Такие мысли возникают у меня при воспоминании о том, с каким наслаждением я наблюдал, как Луиза медленно расстегивает свою блузку и приподнимает передо мной юбку, с каким наслаждением я рассматривал фотографии ее соблазнительной наготы и предвкушал, как она разденется передо мной. Я вспоминаю эти моменты с истинным удовольствием. Мне хотелось бы, чтобы мы рискнули зайти еще дальше. Но я рад, что мы решили остановиться там, где остановились.

Луиза теперь не так сексуальна и соблазнительна, как в те дни, не столь откровенно и интенсивно, — но когда я случайно вижу ее, она по-прежнему привлекает к себе внимание, и мужчины не могут не замечать ее. Она очень привлекательная, зрелая и женственная.

6. Хол: объективность

и ограниченность

Первая главная задача, которую мы осознаем в своей жизни, — “получение образования”. Все и каждый дают нам ясно понять, что это дело чрезвычайной важности, требующее огромных затрат денег, времени, усилий и жертв. Даже сам календарь, кажется, перестраивается в соответствии со школьным расписанием, так что в действительности началом года является не январь, а сентябрь. Слово “образовательный” применительно к игрушкам, занятиям, телевизионным программам или спорту действует на родителей завораживающе (“физкультура” — это, разумеется, хорошо; “играть в игры” значит впустую тратить время). Так что послание совершенно ясное: все это образование готовит нас к очень трудному делу — быть взрослыми, оно организовано так, чтобы мы могли быть уверены, что в один прекрасный день будем знать достаточно, чтобы твердо стоять на ногах и быть настоящими людьми.

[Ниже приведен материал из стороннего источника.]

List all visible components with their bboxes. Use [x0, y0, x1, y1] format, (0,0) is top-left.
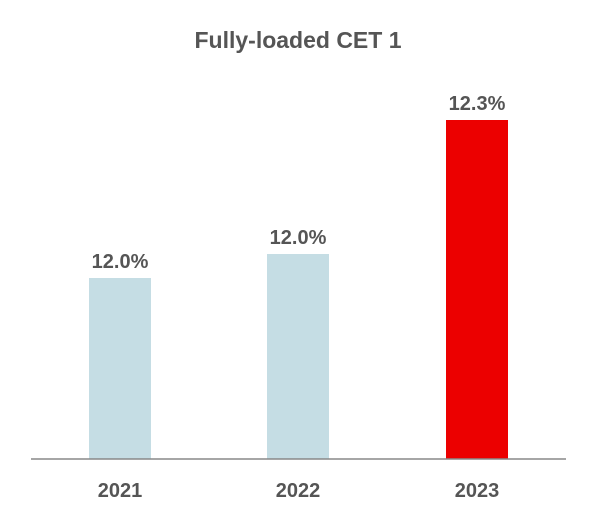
bar-2022 — [267, 254, 329, 459]
chart-title: Fully-loaded CET 1 — [194, 27, 402, 53]
data-label-2021: 12.0% — [92, 251, 149, 273]
x-tick-label-2021: 2021 — [98, 480, 143, 502]
bar-2023 — [446, 120, 508, 459]
data-label-2023: 12.3% — [449, 93, 506, 115]
bar-2021 — [89, 278, 151, 459]
x-tick-label-2022: 2022 — [276, 480, 321, 502]
data-label-2022: 12.0% — [270, 227, 327, 249]
x-tick-label-2023: 2023 — [455, 480, 500, 502]
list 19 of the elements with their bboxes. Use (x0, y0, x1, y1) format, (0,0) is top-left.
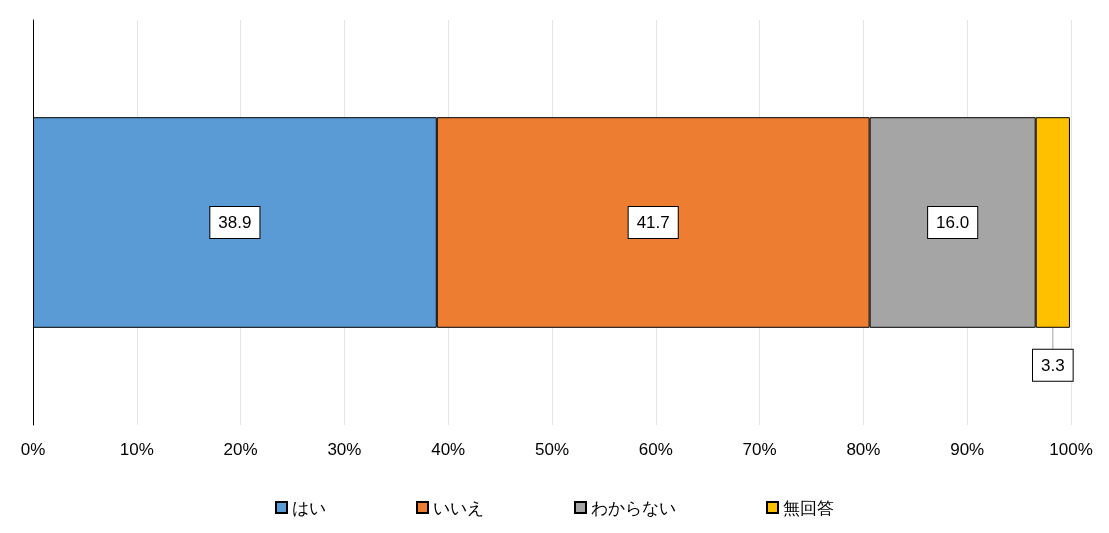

И все же есть один страшный секрет! Я знаю его, и большинство людей, если будут откровенны, согласятся со мной. Чем старше мы становимся, тем более постыдным становится секрет: мы не добились этого. Мы не знаем достаточно! При всем обилии структур образования, при всем опыте и мастерстве наших учителей, мы на самом деле знаем недостаточно, чтобы быть взрослыми, хотя и пересекли магический рубеж совершеннолетия.

Мы странным образом всегда надеялись, что когда-нибудь будем знать достаточно. Cможем принимать решения, имея полную информацию, будем разбираться в главных вопросах жизни — женитьбе и воспитании детей, семейном бюджете, друзьях, сексе и морали, политике и законе, религии и смерти; получим разумную и эффективную программу действий. Мы всегда думали, что будем знать достаточно, когда закончим свое образование и станем взрослыми. И вот мы вырастаем, и все считают нас взрослыми, а мы ни в коем случае не знаем достаточно. То, как мы справляемся с неполнотой своего знания, является ключевым для нашего ощущения полноты жизни. Если мне необходимо скрывать от самого себя, как многого я не знаю, и притворяться, что у меня есть разумное и продуманное основание для всех моих действий, я должен отрицать большую часть своего осознания — как самого себя, так и мира, в котором живу. Если я попытаюсь избежать этих трудностей, то могу пойти по пути Дженнифер, приписывающей ответственность правилам, по пути Луизы, полагающейся на других людей, по пути Фрэнка, отрицающего все ценности, или могу выбрать другие способы избежать понимания собственной ограниченности. Делая это, я снижаю свою жизненную силу.

__________

 

Для Хола получение образования было постоянной, никогда не кончавшейся, невероятно ответственной обязанностью. Он чувствовал вину за неполноту своего знания жизни, за то, что не был готов справиться с любой возникающей ситуацией. Будучи уже широко образованным, он постоянно читал и учился, пытаясь, наконец, узнать достаточно. Он выполнял огромную работу и решал невыполнимую задачу.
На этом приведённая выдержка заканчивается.